What started weeks ago as a sure winner had turned into a hundred-page InDesign document. Embittered, I started bargaining with myself through cheap edits. Surely, italicizing the subtitle will do the trick. No? How about making it sans serif? Two more weeks dragged on, and I was no closer to an approved jacket. People started getting impatient, and the aforementioned mercy of my editor was nowhere to be found. Quiet threats of assigning a freelancer to finish the job began floating around. The anxiety trickled down and spread through me like a pox; manifesting itself at 3am as a recurring nightmare in one act:
Everything is black. My vision is obstructed by a behemoth Photoshop window. I infinitely scroll through layers, clicking on and off, unable to escape. Fuckkkkkkkk–
I woke up to an email from marketing, wondering why the cover never made it to the sales conference. More shame. I got to work and implored my boss for some guidance. We went through the usual round of “Did you try this?” and “Did you consider that?” I defensively hissed back, “Yes, yes of course I did, come on.” Then a pause. As I prepared to leave he finally asked, “Are you actually thinking about this book? Or are you just trying to make something cool?” Having been forced to confront my own narcissism, I sheepishly mouthed a near-silent “no,” and shuffled back to my desk in embarrassment. I’d been exposed. I had put my wants and ambitions as a designer ahead of what the book actually needed.

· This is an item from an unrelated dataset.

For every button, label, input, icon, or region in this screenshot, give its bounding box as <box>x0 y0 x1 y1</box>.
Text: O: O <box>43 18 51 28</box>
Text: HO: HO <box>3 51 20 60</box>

It’s happened before, and it’s liable to happen again. My instincts as a designer had unwittingly betrayed me. I wanted to make a beautiful book jacket, but had forgotten why. I reminded myself that a well-designed book jacket ultimately serves the book it’s made for. Like a neon sign, a three-letter word switched on in my head: J O B. This is a job. I closed all the tabs and windows on my screen. A fresh start would do me good.
At first, it felt counterintuitive to waste more time away from the cover, but I knew what I really needed was a palate-cleanser. So instead of returning to the cover at large, I decided to draw for the rest of the evening. In the following weeks, I stopped feeling sorry for myself. I remembered how lucky I was to be here. I re-read the stories and the author questionnaire that I’d been graciously provided with. I went through a few more rounds, this time, listening to the editor and author’s input. The end result was a far stretch from what I had originally envisioned, but the publisher, author, and I were all pleasantly surprised by the outcome.
My private practice has now become an invaluable tool in allowing me be emotionally cognizant of the needs of a book and its author. It’s also allowed me to appreciate the separation of my personal work from my job as a cover designer. Lately, with all of this in mind, I’ve been less inclined to project myself onto a cover. Instead, akin to therapy sessions, I carve out a few hours every week to draw and make whatever I like. Sometimes I do it just for fun or as a way of practicing a new technique. Other times, it leads to jobs where a personal narrative or point of view is required. But mostly it’s become the perfect outlet for my unwavering self-indulgence, and I relish every minute of it.